Grishanov estaba sentado en el suelo al lado de Zacharias, con la espalda apoyada contra la sucia pared de hormigón. Nikolai Yevguenievich se limitó a bajar la mirada y a menear la cabeza, tras haber sonsacado otro dato importante al norteamericano.
—¿Lo ve? ¿Comprende ahora por qué le digo que nunca nos enfrentaremos en una guerra? ¡Somos iguales! No, Robin, nunca lo hemos probado, nunca hemos intentado evacuar Moscú desde que yo era niño y me sacaron de allí bajo la nieve. Nuestro mayor refugio se encuentra en Zhiguli. Es una roca enorme, no una montaña sino una especie de burbuja gigantesca. Un enorme cilindro de piedra desde el centro de la tierra.
—¿Un monolito? ¿Algo parecido a la montaña Stone de Georgia?
Grishanov asintió. ¿Qué tenía de malo revelarle secretos a aquel hombre?
—Los geólogos dicen que es algo muy resistente y además, a finales de los cincuenta, construimos unos túneles en su interior. Yo he estado allí un par de veces. Participé en la supervisión de la construcción de la oficina de la defensa aérea. Esperamos (esa es la verdad, Robin), esperamos evacuar a los nuestros por ferrocarril.

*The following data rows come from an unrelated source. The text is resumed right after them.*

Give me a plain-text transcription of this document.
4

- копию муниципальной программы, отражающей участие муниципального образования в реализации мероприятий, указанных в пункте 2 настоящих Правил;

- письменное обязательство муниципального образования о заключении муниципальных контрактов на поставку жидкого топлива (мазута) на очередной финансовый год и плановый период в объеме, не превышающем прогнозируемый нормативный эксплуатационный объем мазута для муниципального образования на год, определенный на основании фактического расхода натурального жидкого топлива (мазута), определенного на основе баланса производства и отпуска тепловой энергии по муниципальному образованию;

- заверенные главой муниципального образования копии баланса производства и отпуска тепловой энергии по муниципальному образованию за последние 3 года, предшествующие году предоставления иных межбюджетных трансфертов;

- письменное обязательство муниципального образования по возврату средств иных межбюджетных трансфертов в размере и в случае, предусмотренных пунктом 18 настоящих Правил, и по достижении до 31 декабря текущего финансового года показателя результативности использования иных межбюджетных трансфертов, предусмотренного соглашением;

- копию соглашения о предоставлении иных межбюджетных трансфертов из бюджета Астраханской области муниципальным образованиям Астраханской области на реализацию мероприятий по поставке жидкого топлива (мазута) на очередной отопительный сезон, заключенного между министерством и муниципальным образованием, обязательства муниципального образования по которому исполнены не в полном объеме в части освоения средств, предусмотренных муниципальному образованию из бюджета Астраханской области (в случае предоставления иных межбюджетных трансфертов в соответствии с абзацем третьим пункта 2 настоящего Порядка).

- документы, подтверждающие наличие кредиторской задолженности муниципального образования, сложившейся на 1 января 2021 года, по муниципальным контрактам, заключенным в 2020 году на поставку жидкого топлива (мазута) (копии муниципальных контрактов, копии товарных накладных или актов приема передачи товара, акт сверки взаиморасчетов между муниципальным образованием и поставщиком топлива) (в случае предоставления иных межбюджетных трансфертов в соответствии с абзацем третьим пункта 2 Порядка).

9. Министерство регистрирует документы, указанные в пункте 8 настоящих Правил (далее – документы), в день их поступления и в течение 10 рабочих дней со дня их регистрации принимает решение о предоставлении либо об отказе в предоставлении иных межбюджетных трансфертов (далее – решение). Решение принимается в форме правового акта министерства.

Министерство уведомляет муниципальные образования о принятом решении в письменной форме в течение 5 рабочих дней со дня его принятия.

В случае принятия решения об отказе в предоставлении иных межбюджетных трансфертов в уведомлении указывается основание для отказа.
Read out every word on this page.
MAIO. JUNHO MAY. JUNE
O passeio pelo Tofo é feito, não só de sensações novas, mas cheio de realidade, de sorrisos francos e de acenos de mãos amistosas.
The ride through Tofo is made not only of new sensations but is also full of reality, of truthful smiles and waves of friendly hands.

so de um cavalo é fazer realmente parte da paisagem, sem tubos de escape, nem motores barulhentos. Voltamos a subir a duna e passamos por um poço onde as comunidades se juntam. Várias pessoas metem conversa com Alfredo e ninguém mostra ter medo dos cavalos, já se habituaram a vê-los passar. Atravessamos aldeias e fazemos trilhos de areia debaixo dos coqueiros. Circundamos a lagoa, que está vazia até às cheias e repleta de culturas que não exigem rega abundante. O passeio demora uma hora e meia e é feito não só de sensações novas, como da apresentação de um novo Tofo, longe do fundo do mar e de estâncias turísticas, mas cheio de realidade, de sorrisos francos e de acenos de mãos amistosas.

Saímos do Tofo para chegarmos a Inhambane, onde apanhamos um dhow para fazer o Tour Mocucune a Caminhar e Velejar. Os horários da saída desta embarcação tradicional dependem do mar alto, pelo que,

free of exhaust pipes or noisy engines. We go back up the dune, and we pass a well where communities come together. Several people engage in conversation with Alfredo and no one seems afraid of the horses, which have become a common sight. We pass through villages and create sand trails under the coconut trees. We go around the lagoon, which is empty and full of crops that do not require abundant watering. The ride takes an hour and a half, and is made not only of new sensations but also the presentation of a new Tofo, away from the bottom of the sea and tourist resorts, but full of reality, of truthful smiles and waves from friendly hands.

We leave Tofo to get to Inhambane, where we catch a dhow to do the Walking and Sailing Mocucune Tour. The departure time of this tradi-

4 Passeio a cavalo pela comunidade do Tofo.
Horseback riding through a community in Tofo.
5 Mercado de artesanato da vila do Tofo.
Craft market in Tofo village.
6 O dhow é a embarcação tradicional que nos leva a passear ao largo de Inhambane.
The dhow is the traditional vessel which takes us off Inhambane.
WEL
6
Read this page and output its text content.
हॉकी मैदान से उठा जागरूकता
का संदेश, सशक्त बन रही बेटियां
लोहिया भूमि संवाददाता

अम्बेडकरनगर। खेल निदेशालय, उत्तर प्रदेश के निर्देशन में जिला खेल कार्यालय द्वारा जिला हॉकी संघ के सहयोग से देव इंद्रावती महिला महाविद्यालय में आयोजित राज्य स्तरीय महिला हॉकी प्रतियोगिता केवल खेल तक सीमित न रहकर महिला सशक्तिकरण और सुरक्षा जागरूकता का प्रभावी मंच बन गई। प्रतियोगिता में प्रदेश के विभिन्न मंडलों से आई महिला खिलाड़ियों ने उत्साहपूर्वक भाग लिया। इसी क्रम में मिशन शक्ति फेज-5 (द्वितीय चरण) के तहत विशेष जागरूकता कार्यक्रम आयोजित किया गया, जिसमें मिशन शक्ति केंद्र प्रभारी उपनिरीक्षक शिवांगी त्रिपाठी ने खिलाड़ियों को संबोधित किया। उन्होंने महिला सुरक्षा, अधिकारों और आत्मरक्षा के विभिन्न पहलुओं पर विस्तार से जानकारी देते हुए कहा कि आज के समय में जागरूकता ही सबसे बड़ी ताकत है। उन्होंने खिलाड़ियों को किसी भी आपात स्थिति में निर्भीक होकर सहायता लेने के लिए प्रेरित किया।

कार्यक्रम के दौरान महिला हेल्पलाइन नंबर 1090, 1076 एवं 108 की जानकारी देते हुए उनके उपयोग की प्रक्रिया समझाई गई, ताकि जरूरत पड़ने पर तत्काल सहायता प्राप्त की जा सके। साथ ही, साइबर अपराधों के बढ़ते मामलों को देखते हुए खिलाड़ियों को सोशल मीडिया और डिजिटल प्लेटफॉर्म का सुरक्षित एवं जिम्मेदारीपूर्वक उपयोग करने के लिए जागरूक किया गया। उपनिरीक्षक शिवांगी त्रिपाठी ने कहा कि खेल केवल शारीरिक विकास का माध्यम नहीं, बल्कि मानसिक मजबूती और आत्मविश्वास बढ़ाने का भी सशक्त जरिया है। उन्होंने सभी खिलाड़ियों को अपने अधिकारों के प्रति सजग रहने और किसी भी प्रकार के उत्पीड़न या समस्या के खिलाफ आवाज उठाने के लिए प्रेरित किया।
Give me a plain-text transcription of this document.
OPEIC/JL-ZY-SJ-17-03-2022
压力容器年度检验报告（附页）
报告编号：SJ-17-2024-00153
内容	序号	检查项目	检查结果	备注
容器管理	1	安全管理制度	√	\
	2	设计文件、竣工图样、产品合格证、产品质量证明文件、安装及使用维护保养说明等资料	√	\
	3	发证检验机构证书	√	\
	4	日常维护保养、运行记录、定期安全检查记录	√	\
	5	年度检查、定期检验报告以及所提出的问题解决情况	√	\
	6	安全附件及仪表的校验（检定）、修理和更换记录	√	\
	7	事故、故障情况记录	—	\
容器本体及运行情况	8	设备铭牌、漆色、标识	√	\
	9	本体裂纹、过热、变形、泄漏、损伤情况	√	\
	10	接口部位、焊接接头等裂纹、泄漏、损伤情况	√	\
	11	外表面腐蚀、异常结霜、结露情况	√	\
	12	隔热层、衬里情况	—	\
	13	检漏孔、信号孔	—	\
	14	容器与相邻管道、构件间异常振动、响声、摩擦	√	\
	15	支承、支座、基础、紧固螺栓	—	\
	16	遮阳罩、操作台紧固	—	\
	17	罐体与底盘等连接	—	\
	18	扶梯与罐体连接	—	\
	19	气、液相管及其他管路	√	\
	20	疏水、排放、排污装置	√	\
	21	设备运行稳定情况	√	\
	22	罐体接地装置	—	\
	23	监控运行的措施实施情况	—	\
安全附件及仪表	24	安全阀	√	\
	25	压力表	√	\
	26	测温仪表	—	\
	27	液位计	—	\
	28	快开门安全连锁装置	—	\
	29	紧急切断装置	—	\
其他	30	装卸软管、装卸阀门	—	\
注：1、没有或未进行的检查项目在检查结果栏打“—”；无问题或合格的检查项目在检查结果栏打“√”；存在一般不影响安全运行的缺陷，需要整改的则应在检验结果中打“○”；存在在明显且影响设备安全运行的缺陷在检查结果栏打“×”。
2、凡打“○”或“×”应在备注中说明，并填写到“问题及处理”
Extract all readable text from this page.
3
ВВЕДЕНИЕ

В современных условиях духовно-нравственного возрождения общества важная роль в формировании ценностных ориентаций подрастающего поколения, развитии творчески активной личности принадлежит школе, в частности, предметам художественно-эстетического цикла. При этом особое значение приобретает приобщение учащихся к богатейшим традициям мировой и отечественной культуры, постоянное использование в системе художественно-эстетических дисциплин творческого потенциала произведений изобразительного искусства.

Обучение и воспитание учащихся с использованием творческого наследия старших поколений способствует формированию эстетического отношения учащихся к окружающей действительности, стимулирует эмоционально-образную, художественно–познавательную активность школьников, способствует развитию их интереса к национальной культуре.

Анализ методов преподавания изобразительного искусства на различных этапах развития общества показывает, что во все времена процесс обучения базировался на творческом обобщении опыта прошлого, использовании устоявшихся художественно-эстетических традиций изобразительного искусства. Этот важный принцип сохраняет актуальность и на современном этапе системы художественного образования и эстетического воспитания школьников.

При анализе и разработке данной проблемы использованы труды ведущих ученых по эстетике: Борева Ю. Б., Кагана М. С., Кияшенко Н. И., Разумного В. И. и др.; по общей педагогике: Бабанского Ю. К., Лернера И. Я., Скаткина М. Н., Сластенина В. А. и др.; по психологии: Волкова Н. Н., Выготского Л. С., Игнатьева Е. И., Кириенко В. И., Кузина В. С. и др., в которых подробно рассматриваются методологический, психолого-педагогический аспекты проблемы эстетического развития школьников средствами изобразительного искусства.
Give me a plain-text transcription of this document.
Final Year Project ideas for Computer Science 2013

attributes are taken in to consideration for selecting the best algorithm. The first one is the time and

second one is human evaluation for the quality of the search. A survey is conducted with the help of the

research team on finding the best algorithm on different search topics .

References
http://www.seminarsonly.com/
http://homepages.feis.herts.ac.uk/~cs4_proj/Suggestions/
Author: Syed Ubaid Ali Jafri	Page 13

—Da igual. Nosotros lo sabemos. Si uno sabe dónde está el objetivo, puede destruirlo. Basta con arrojarle encima el suficiente número de bombas. —El norteamericano hablaba bajo los efectos del vodka—. Seguramente los chinos también lo saben. Pero ellos se concentrarán en Moscú, sobre todo si es un ataque por sorpresa.
—¿Tres grupos?
—Yo lo haría así. —Robin mantenía las piernas separadas a ambos lados de una carta de navegación aérea del sudeste de la Unión Soviética—. Tres vectores desde estas tres bases con tres aparatos cada uno, dos para el transporte de bombas y uno como protección en cabeza. Los tres grupos convergen en una misma línea, pero manteniendo una buena distancia entre sí. —Zacharias señaló en el mapa los rumbos probables—. Se inicia el descenso de penetración aquí, bajan a estos valles y, cuando llegan a los llanos…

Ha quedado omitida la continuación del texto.